The three government modified majors will be available to every current class. According to Murphy, some seniors may be eligible to change their declared majors towards PPE. Similarly, the government honors thesis program is open to the three modified majors, according to Murphy.
“Students could work with economics and philosophy faculty as part of their government thesis program,” Murphy said.
Opinions differ as to whether PPE could become a self-standing program or department in the future. According to Murphy, provided there is great enough interest in PPE, faculty could potentially propose it as an independent program or department. Levey similarly stated that such an endeavor could work at the College if it hired faculty to teach all the classes in the right areas.
Economics department chair Nina Pavcnik said that there may not be the need for a new department because the liberal arts education offered at Dartmouth reduces the need for a pre-defined PPE department.
Whether these modified majors will alter the numbers of traditional majors in government, philosophy or economics remains to be seen. According to statistics provided by the College’s Office for Institutional Research, economics and government are the most popular majors at the College, each comprising 14 percent of the student body.

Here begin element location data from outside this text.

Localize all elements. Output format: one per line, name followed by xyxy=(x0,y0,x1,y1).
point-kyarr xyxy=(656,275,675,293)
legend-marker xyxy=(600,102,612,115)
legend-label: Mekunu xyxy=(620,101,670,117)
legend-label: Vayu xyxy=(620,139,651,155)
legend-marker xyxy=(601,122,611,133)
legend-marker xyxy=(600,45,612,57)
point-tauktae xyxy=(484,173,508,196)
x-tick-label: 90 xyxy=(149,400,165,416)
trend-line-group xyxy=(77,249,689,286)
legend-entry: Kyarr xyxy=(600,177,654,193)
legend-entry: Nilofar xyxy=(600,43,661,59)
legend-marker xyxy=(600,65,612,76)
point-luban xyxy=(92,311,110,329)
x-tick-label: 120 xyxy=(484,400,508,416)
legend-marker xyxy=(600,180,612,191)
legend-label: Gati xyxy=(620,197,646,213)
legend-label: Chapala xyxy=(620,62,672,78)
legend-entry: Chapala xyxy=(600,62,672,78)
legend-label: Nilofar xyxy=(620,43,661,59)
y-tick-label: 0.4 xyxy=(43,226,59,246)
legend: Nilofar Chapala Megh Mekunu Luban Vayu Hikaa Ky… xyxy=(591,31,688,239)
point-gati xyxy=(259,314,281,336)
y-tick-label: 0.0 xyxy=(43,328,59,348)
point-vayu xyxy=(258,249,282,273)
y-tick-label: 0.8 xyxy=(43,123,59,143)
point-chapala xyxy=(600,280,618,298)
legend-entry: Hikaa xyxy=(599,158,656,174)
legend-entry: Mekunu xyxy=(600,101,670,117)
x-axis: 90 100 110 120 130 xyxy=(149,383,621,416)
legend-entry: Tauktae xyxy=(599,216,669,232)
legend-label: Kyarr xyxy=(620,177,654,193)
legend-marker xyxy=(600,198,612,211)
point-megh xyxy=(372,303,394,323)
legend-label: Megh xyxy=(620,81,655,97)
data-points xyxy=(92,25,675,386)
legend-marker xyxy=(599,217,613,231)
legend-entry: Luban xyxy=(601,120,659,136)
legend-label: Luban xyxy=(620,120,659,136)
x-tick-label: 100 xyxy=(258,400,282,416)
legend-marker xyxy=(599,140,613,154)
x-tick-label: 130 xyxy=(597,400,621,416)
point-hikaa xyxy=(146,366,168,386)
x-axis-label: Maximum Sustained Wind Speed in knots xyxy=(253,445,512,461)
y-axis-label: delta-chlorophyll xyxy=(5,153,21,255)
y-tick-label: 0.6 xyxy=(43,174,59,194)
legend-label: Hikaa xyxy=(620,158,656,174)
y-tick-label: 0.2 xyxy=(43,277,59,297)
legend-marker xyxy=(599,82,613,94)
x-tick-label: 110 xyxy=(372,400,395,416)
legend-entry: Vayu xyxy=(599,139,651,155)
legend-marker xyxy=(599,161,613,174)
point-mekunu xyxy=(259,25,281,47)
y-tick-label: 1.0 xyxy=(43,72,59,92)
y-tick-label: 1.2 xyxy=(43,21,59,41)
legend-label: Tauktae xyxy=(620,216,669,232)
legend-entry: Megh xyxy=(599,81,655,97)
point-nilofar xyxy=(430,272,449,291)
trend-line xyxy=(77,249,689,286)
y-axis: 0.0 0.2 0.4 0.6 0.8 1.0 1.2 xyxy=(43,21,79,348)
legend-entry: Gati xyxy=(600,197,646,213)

According to Murphy, many people opting for one of the modified majors would likely major in government anyway. However, he said he believes the new interdisciplinary options could potentially attract new students to the government major, and Levey said there could be a strong surge of interest in the ethics and political philosophy classes related to the modified majors.
Pavcnik noted that it will be difficult to quantify its impact because “[PPE] is a very different major from the regular economics major.” She added that it was up to students to decide what they wanted to “get out” of the major.
Other universities in the United States have also adopted the PPE model under a variety of forms, including Duke University, Emory University, the University of Pennsylvania, the University of Richmond and Yale University.
Duke offers a Philosophy, Politics, & Economics certificate program, which is an interdisciplinary minor consisting of six classes. The program has been offered since 2004, and was inspired by the PPE program at Oxford, according to Duke professor Michael Munger, the director of PPE at Duke.
At Duke, PPE begins with a “gateway course” and ends with a “capstone course,” both of which are taught every year by several faculty members. The other four classes are a choice of electives from a pre-approved list of courses. According to Munger, while hundreds of students take the gateway course, only 28-35 people finish the certificate every year because of its demanding nature.